One of China’s ten biggest developers is joining hands with a property management firm co-founded by US private equity giant Warburg Pincus in a RMB 20 billion ($3.2 billion) bet on redevelopment of commercial properties in China, as the country’s biggest cities run out of land for new projects.
A Shanghai-based Sunac unit has linked up with Nova Property Investment, to establish a fund to invest in acquiring and redeveloping office buildings, hotels and shopping centres in China’s first- and second-tier cities, according to statements by representatives of the two firms at a media briefing this week in Shanghai.
The duo will each take a 50 percent stake in the new fund manager, according to local media reports.
Sunac And Nova See Gold in China’s Aging Commercial Buildings
“We have now reached the end of the era of new land supply in China, as the cities of Beijing, Shanghai, Guangzhou and Shenzhen, along with key second-tier cities, have come into the age of redevelopment,” Sunac Executive Director Tian Qiang, said at the press conference for the new fund. Tian added that the lack of land for new projects, and the low value of many aging commercial properties creates opportunities for redevelopment.
Sunac and its partner will set up a platform to co-manage the projects acquired by the fund, and Sunac will develop and transform the properties. The fund is in the process of raising capital and is in talks with local and overseas investment institutions.
Nova Property Investment, co-founded by Warburg Pincus and Chinese entrepreneur Qian Wang in 2015, acquires properties with high growth potential for conversion into for-rent apartments and creative office spaces. Nova focuses on acquisition opportunities in Shanghai and other first-tier cities within the Beijing-Tianjin-Hebei and Pearl River Delta regions.
The company already owns 38 projects with a combined investment of RMB 8 billion ($1.3 billion) and a total area of 300,000 square metres, according to media reports.
Fast-Growing Builder Turns To Fund Management
Sunac is taking on the fund management venture after an acquisition spree that vaulted the Tianjin-based firm into the ranks of China’s ten biggest developers in 2o17. Thanks to that string of project acquisitions, the property developer controlled by tycoon Sun Hongbin recently announced a year-on-year surge of 88 percent in contracted property sales in February to RMB 19.11 billion ($3 billion).
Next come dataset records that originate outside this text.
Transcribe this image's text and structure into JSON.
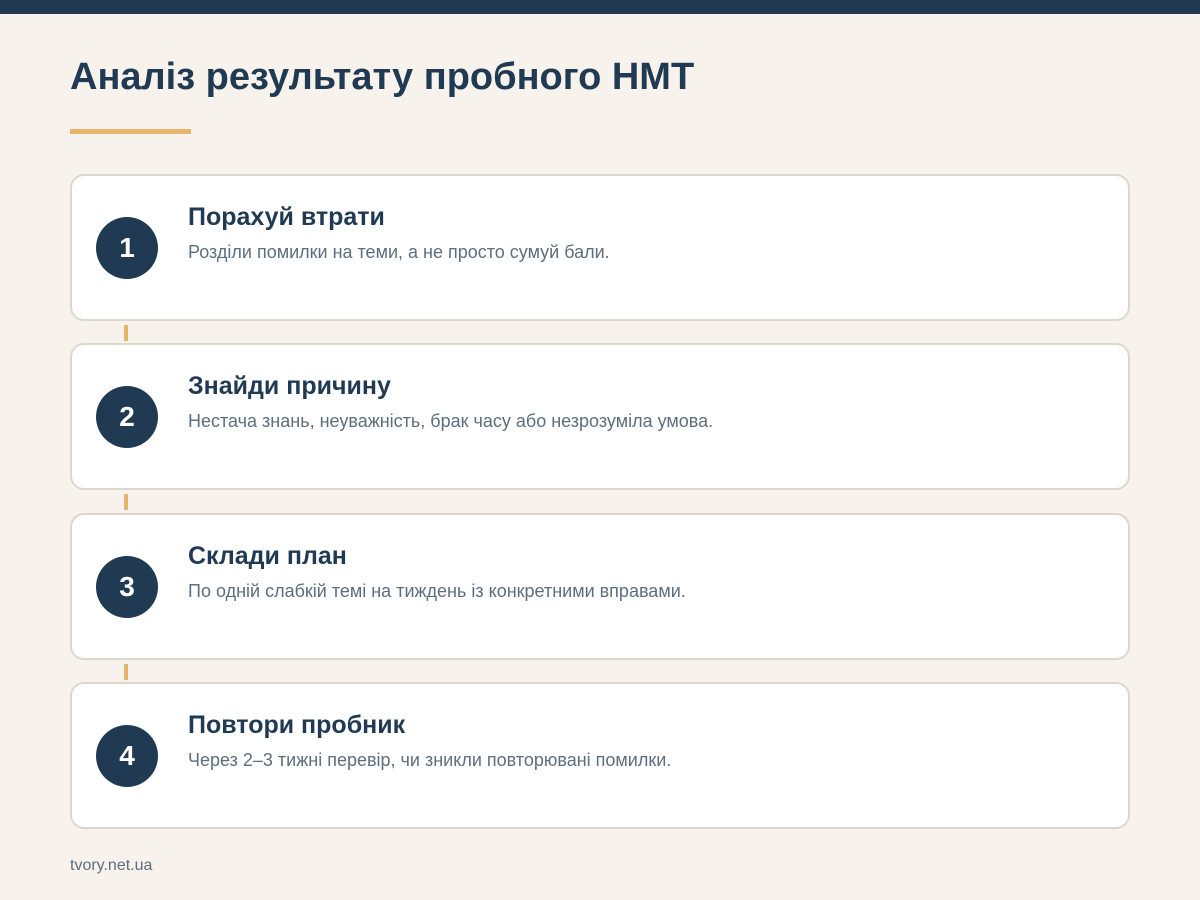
{
  "header": {
    "title": "Аналіз результату пробного НМТ"
  },
  "steps": [
    {
      "number": "1",
      "title": "Порахуй втрати",
      "description": "Розділи помилки на теми, а не просто сумуй бали."
    },
    {
      "number": "2",
      "title": "Знайди причину",
      "description": "Нестача знань, неуважність, брак часу або незрозуміла умова."
    },
    {
      "number": "3",
      "title": "Склади план",
      "description": "По одній слабкій темі на тиждень із конкретними вправами."
    },
    {
      "number": "4",
      "title": "Повтори пробник",
      "description": "Через 2–3 тижні перевір, чи зникли повторювані помилки."
    }
  ],
  "footer": {
    "source": "tvory.net.ua"
  },
  "colors": {
    "primary": "#1f3a52",
    "accent": "#e8b36a",
    "background": "#f7f3ec",
    "card_border": "#ddd6ca"
  }
}
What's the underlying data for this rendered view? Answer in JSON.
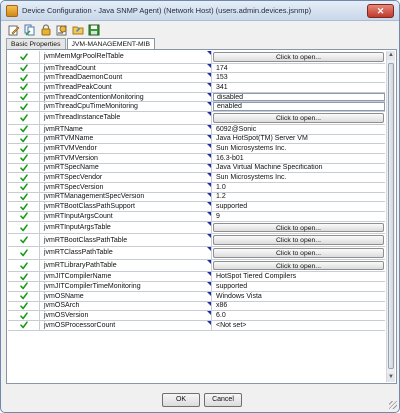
{
  "window": {
    "title": "Device Configuration - Java SNMP Agent) (Network Host) (users.admin.devices.jsnmp)",
    "close_glyph": "✕"
  },
  "tabs": [
    {
      "label": "Basic Properties"
    },
    {
      "label": "JVM-MANAGEMENT-MIB"
    }
  ],
  "rows": [
    {
      "name": "jvmMemMgrPoolRelTable",
      "value": "Click to open...",
      "kind": "button"
    },
    {
      "name": "jvmThreadCount",
      "value": "174",
      "kind": "text"
    },
    {
      "name": "jvmThreadDaemonCount",
      "value": "153",
      "kind": "text"
    },
    {
      "name": "jvmThreadPeakCount",
      "value": "341",
      "kind": "text"
    },
    {
      "name": "jvmThreadContentionMonitoring",
      "value": "disabled",
      "kind": "input"
    },
    {
      "name": "jvmThreadCpuTimeMonitoring",
      "value": "enabled",
      "kind": "input"
    },
    {
      "name": "jvmThreadInstanceTable",
      "value": "Click to open...",
      "kind": "button"
    },
    {
      "name": "jvmRTName",
      "value": "6092@Sonic",
      "kind": "text"
    },
    {
      "name": "jvmRTVMName",
      "value": "Java HotSpot(TM) Server VM",
      "kind": "text"
    },
    {
      "name": "jvmRTVMVendor",
      "value": "Sun Microsystems Inc.",
      "kind": "text"
    },
    {
      "name": "jvmRTVMVersion",
      "value": "16.3-b01",
      "kind": "text"
    },
    {
      "name": "jvmRTSpecName",
      "value": "Java Virtual Machine Specification",
      "kind": "text"
    },
    {
      "name": "jvmRTSpecVendor",
      "value": "Sun Microsystems Inc.",
      "kind": "text"
    },
    {
      "name": "jvmRTSpecVersion",
      "value": "1.0",
      "kind": "text"
    },
    {
      "name": "jvmRTManagementSpecVersion",
      "value": "1.2",
      "kind": "text"
    },
    {
      "name": "jvmRTBootClassPathSupport",
      "value": "supported",
      "kind": "text"
    },
    {
      "name": "jvmRTInputArgsCount",
      "value": "9",
      "kind": "text"
    },
    {
      "name": "jvmRTInputArgsTable",
      "value": "Click to open...",
      "kind": "button"
    },
    {
      "name": "jvmRTBootClassPathTable",
      "value": "Click to open...",
      "kind": "button"
    },
    {
      "name": "jvmRTClassPathTable",
      "value": "Click to open...",
      "kind": "button"
    },
    {
      "name": "jvmRTLibraryPathTable",
      "value": "Click to open...",
      "kind": "button"
    },
    {
      "name": "jvmJITCompilerName",
      "value": "HotSpot Tiered Compilers",
      "kind": "text"
    },
    {
      "name": "jvmJITCompilerTimeMonitoring",
      "value": "supported",
      "kind": "text"
    },
    {
      "name": "jvmOSName",
      "value": "Windows Vista",
      "kind": "text"
    },
    {
      "name": "jvmOSArch",
      "value": "x86",
      "kind": "text"
    },
    {
      "name": "jvmOSVersion",
      "value": "6.0",
      "kind": "text"
    },
    {
      "name": "jvmOSProcessorCount",
      "value": "<Not set>",
      "kind": "text"
    }
  ],
  "toolbar": {
    "icons": [
      "edit-icon",
      "copy-icon",
      "lock-icon",
      "properties-icon",
      "folder-icon",
      "save-icon"
    ]
  },
  "footer": {
    "ok_label": "OK",
    "cancel_label": "Cancel"
  },
  "colors": {
    "check": "#1a9c1a",
    "accent_triangle": "#1e2fa8"
  }
}
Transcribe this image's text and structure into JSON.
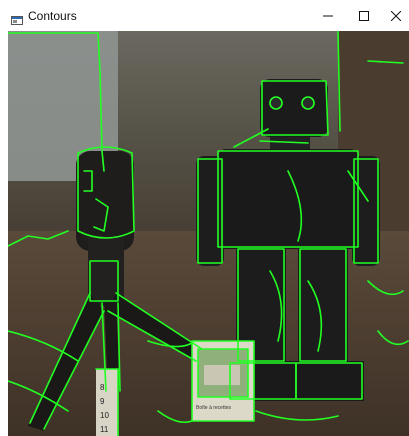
{
  "window": {
    "title": "Contours",
    "controls": {
      "minimize_icon": "minimize-icon",
      "maximize_icon": "maximize-icon",
      "close_icon": "close-icon"
    }
  },
  "image": {
    "contour_color": "#22ff22",
    "ruler_labels": [
      "8",
      "9",
      "10",
      "11"
    ],
    "box_text": "Boîte à recettes"
  }
}
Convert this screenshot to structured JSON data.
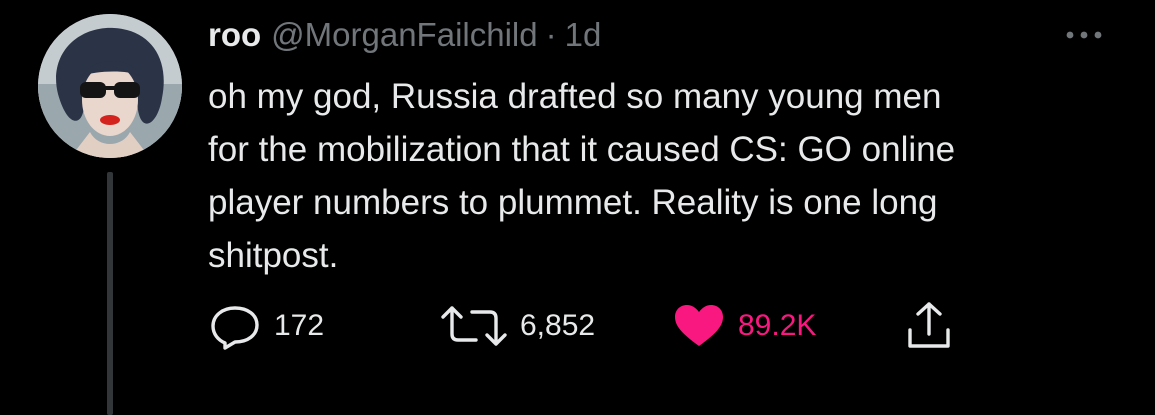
{
  "author": {
    "display_name": "roo",
    "handle": "@MorganFailchild"
  },
  "separator": "·",
  "timestamp": "1d",
  "menu": {
    "icon": "more-horizontal-icon"
  },
  "tweet": {
    "text_lines": [
      "oh my god, Russia drafted so many young men",
      "for the mobilization that it caused CS: GO online",
      "player numbers to plummet. Reality is one long",
      "shitpost."
    ]
  },
  "actions": {
    "reply": {
      "icon": "reply-icon",
      "count": "172"
    },
    "retweet": {
      "icon": "retweet-icon",
      "count": "6,852"
    },
    "like": {
      "icon": "heart-icon",
      "count": "89.2K",
      "liked": true
    },
    "share": {
      "icon": "share-icon"
    }
  },
  "colors": {
    "background": "#000000",
    "text": "#e7e9ea",
    "secondary": "#71767b",
    "like": "#f91880",
    "thread_line": "#333639"
  }
}
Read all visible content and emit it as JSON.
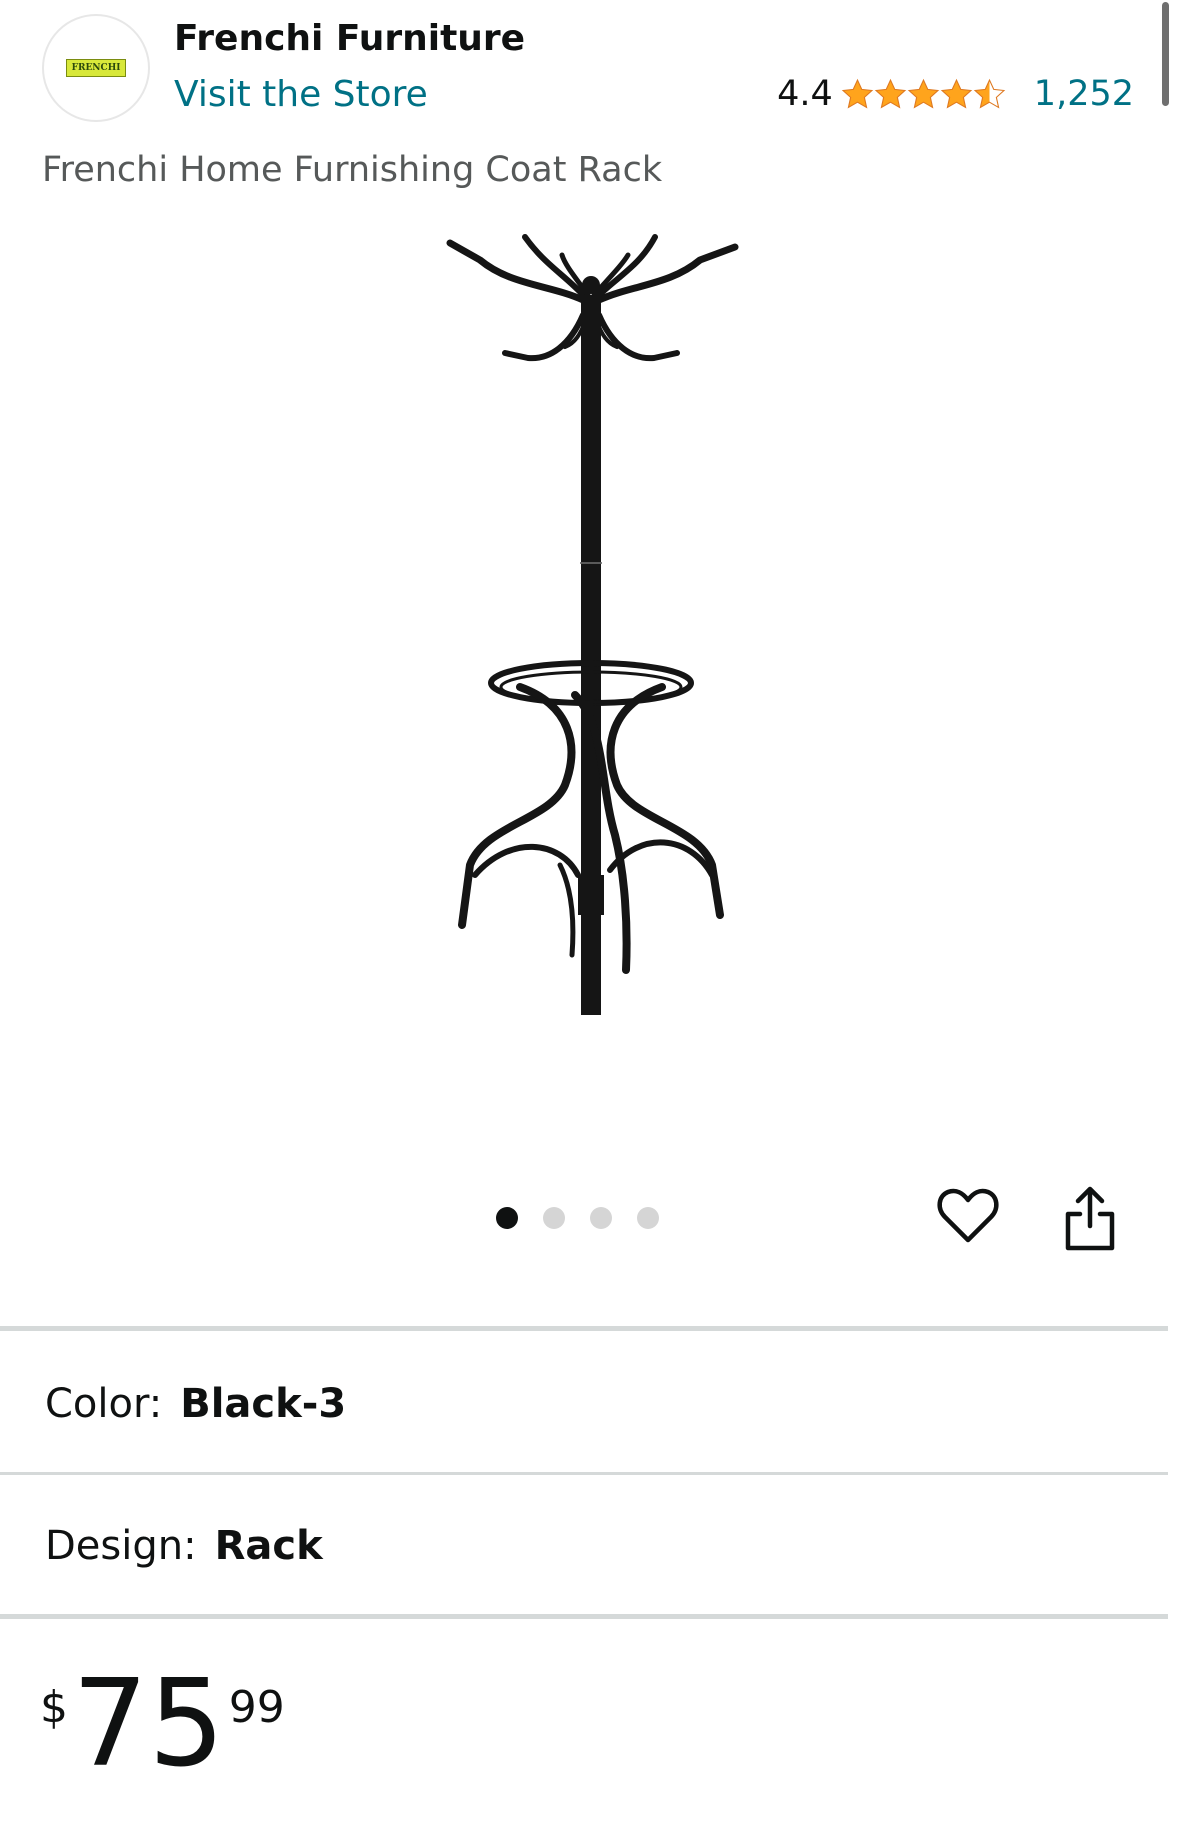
{
  "store": {
    "logo_text": "FRENCHI",
    "name": "Frenchi Furniture",
    "visit_label": "Visit the Store"
  },
  "rating": {
    "value": "4.4",
    "stars_filled": 4.4,
    "review_count": "1,252",
    "star_color": "#ffa41c"
  },
  "product": {
    "title": "Frenchi Home Furnishing Coat Rack",
    "image_icon": "coat-rack-image"
  },
  "carousel": {
    "total_images": 4,
    "active_index": 0
  },
  "actions": {
    "wishlist_icon": "heart-icon",
    "share_icon": "share-icon"
  },
  "options": {
    "color_label": "Color:",
    "color_value": "Black-3",
    "design_label": "Design:",
    "design_value": "Rack"
  },
  "price": {
    "symbol": "$",
    "whole": "75",
    "fraction": "99"
  },
  "colors": {
    "link": "#007185",
    "text": "#0f1111",
    "muted": "#565959",
    "star": "#ffa41c"
  }
}
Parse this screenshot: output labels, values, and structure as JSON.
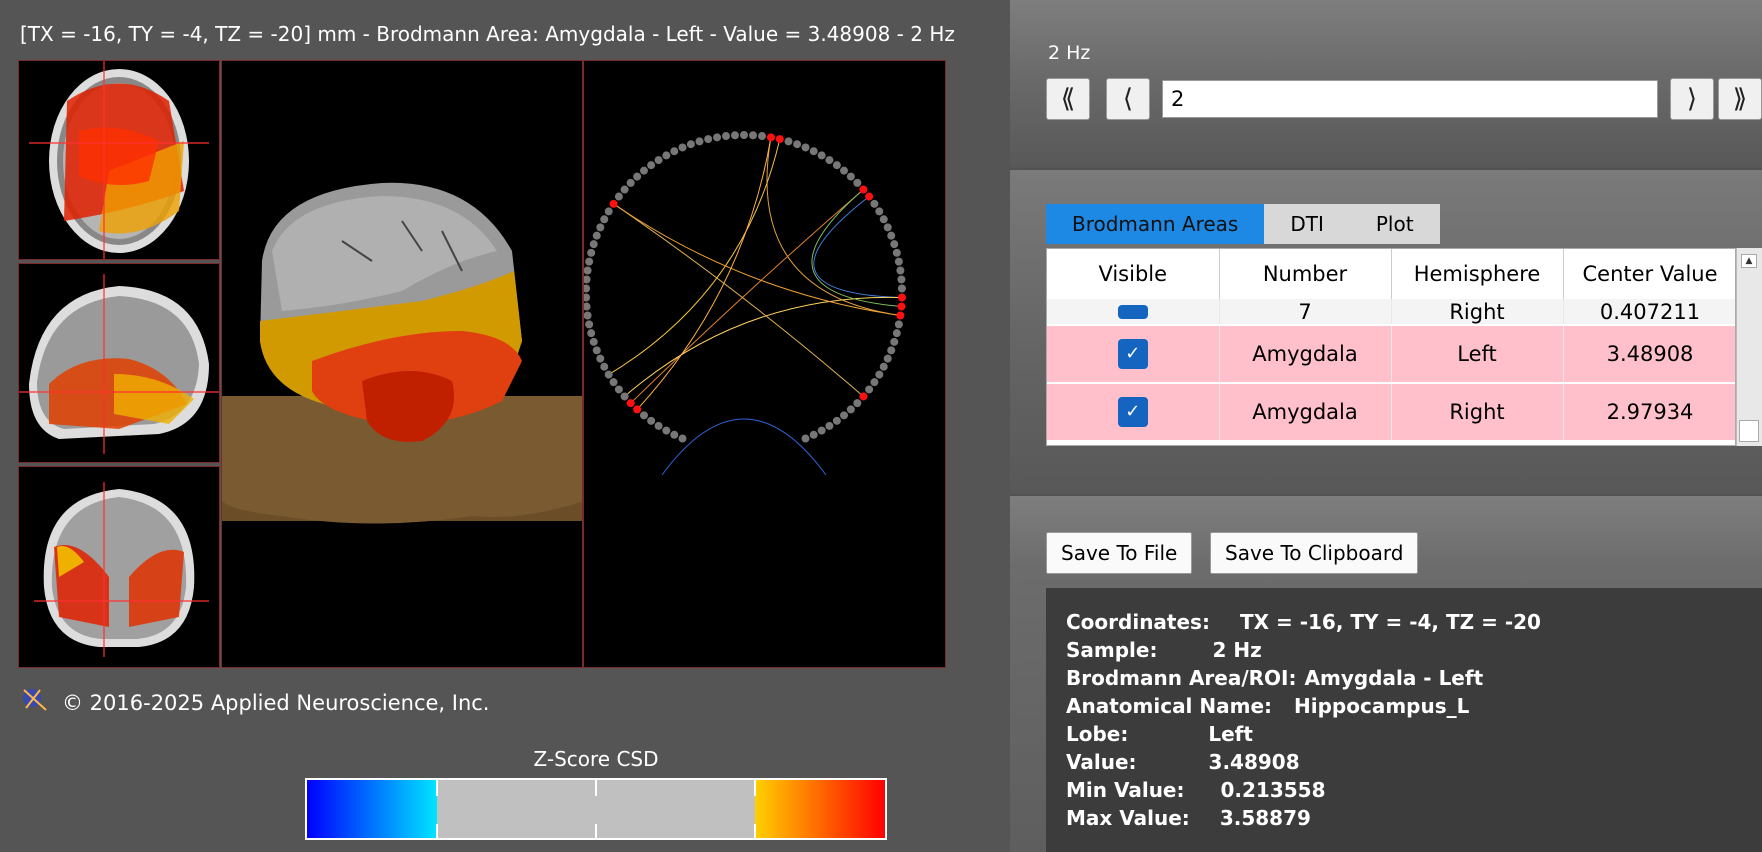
{
  "header": {
    "status": "[TX = -16, TY = -4, TZ = -20] mm - Brodmann Area: Amygdala - Left - Value = 3.48908 - 2 Hz"
  },
  "footer": {
    "copyright": "© 2016-2025 Applied Neuroscience, Inc."
  },
  "colorbar": {
    "title": "Z-Score CSD",
    "colors": {
      "low": "#0000ff",
      "low_mid": "#00e5ff",
      "mid": "#c0c0c0",
      "high_mid": "#ffd000",
      "high": "#ff0000"
    }
  },
  "freq": {
    "label": "2 Hz",
    "value": "2",
    "first_icon": "double-chevron-left-icon",
    "prev_icon": "chevron-left-icon",
    "next_icon": "chevron-right-icon",
    "last_icon": "double-chevron-right-icon"
  },
  "tabs": [
    {
      "label": "Brodmann Areas",
      "active": true
    },
    {
      "label": "DTI",
      "active": false
    },
    {
      "label": "Plot",
      "active": false
    }
  ],
  "table": {
    "headers": [
      "Visible",
      "Number",
      "Hemisphere",
      "Center Value"
    ],
    "partial_row": {
      "number": "7",
      "hemisphere": "Right",
      "value": "0.407211"
    },
    "rows": [
      {
        "number": "Amygdala",
        "hemisphere": "Left",
        "value": "3.48908",
        "checked": true
      },
      {
        "number": "Amygdala",
        "hemisphere": "Right",
        "value": "2.97934",
        "checked": true
      }
    ]
  },
  "buttons": {
    "save_file": "Save To File",
    "save_clip": "Save To Clipboard"
  },
  "info": {
    "coords_label": "Coordinates:",
    "coords_value": "TX = -16, TY = -4, TZ = -20",
    "sample_label": "Sample:",
    "sample_value": "2 Hz",
    "ba_label": "Brodmann Area/ROI:",
    "ba_value": "Amygdala - Left",
    "anat_label": "Anatomical Name:",
    "anat_value": "Hippocampus_L",
    "lobe_label": "Lobe:",
    "lobe_value": "Left",
    "value_label": "Value:",
    "value_value": "3.48908",
    "min_label": "Min Value:",
    "min_value": "0.213558",
    "max_label": "Max Value:",
    "max_value": "3.58879"
  }
}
Sunac joined an investor group led by Tencent to buy a 14 percent stake in Dalian Wanda Commercial Properties, which has a portfolio of nearly 240 shopping centres across China, for RMB 34 billion ($5.37 billion) in late January. Prior to that, Sunac agreed to buy a 91 percent stake in its 13 “Cultural Tourism City” theme park projects from the Dalian-based developer,
While Sunac’s purchases helped make it China’s fourth biggest developer in 2017, it also has become among the country’s most indebted. Sunac China had a 394 percent net gearing in the first half of last year.